Le faire en autonomie n’étant parfois pas suffisant, je te conseille one sec (que j’ai déjà mentionné sur LinkedIn) qui permet de retrouver de l’intentionnalité en t’imposant un délai de 10 secondes à chaque ouverture d’une app « problématique », avant de te demander si tu souhaites vraiment y aller. Personnellement, je l’utilise avec Twitter.
2. Imposer des limites de temps et d’usage
Bloquer certains sites à des heures précises (pendant les heures de travail par exemple) et réserver certaines horaires pour consulter ces plateformes est une bonne solution.
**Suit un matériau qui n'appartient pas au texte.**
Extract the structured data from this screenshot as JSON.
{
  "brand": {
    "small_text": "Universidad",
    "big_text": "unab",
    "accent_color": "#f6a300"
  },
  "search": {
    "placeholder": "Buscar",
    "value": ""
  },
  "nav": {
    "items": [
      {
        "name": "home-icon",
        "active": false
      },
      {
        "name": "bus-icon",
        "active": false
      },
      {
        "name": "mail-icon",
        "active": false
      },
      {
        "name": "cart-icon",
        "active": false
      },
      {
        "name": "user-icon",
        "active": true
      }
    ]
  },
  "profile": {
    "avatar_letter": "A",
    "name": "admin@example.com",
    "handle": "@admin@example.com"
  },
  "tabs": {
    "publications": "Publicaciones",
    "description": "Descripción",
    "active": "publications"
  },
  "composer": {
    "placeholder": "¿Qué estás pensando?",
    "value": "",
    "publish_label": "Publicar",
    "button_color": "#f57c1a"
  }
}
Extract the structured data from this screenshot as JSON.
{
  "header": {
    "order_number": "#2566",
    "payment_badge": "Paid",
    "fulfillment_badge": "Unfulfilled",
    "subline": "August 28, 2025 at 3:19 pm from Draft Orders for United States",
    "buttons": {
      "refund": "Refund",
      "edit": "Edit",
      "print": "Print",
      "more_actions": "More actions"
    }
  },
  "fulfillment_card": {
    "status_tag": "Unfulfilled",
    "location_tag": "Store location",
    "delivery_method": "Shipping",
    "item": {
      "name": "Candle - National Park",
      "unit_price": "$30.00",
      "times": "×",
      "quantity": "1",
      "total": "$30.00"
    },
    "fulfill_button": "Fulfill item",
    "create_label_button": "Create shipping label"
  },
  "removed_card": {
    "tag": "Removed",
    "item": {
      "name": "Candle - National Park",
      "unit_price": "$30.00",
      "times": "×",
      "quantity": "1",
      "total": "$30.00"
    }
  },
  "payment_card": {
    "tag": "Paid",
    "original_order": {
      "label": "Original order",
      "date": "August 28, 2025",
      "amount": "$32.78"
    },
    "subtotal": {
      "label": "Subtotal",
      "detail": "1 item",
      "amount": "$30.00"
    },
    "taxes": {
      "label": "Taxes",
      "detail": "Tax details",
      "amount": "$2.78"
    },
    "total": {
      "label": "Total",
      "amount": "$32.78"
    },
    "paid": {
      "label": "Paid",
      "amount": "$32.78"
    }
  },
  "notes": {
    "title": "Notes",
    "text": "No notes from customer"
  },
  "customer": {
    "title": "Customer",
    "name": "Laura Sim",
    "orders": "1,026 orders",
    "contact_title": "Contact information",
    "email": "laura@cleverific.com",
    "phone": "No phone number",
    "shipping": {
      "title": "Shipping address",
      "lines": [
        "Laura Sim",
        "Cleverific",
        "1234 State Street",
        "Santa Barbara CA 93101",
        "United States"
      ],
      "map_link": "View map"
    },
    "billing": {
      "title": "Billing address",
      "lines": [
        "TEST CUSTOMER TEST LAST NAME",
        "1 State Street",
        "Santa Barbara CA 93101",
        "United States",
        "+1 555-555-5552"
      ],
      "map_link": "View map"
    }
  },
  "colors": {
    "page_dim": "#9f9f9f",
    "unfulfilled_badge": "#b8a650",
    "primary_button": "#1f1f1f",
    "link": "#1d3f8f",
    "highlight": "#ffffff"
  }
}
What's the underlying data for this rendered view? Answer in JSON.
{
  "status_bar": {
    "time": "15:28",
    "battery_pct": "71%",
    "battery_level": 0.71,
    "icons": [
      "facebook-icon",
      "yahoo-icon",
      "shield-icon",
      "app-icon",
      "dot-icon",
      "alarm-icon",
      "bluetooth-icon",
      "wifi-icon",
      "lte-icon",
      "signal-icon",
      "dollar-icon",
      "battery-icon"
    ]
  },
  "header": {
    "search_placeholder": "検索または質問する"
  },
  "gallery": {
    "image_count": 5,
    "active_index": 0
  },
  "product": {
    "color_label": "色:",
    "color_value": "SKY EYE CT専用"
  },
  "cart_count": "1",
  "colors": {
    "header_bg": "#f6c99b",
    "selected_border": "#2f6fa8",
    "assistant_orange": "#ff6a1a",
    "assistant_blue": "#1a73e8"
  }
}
De cette manière, ce sera plus facile de te concentrer sur tes tâches et éviter les distractions pendant les moments importants.
Mettre des limites de temps passé par jour (par exemple 30 min) peut être aussi une bonne manière de rendre ce moment plus précieux.
Deux outils efficaces que j’ai testé : Stayfocusd et Freedom.
3. Contrôler la nature des contenus
Le choix des sources d’information, des comptes ou des influenceurs que tu suis est déterminant.
Faire un tri sur ce qui apporte réellement de la valeur est crucial, afin de t’assurer que ton flux reste qualitatif et pertinent. Tu verras davantage ce qui t’intéresse, et moins ce qui te laisse indifférent. Moins d’intérêt intermittent donc.
En faisant cela, tu reviens à l’essence de ce que devrait être la consommation de contenu. Les newsletters sont des bons canaux : elles t'apportent l'essentiel, évitant ainsi une quête infinie de contenu.
4. Éviter le mode découverte
De nombreuses plateformes proposent des flux basés sur la découverte/les suggestions, ce qui facilite le scroll compulsif.
Quelques astuces immédiates :
-Youtube : se limiter à une liste de vidéos « à regarder plus tard » ou à une playlist spécifique. Et éviter les shorts !
-LinkedIn : enregistrer les éléments que tu trouves intéressant et lire ceux-ci uniquement quand tu as un moment.
-Instagram : éviter les « Reels ».
-Twitter : éviter l’onglet « Pour vous » et privilégier plutôt l’onglet « Abonnements ».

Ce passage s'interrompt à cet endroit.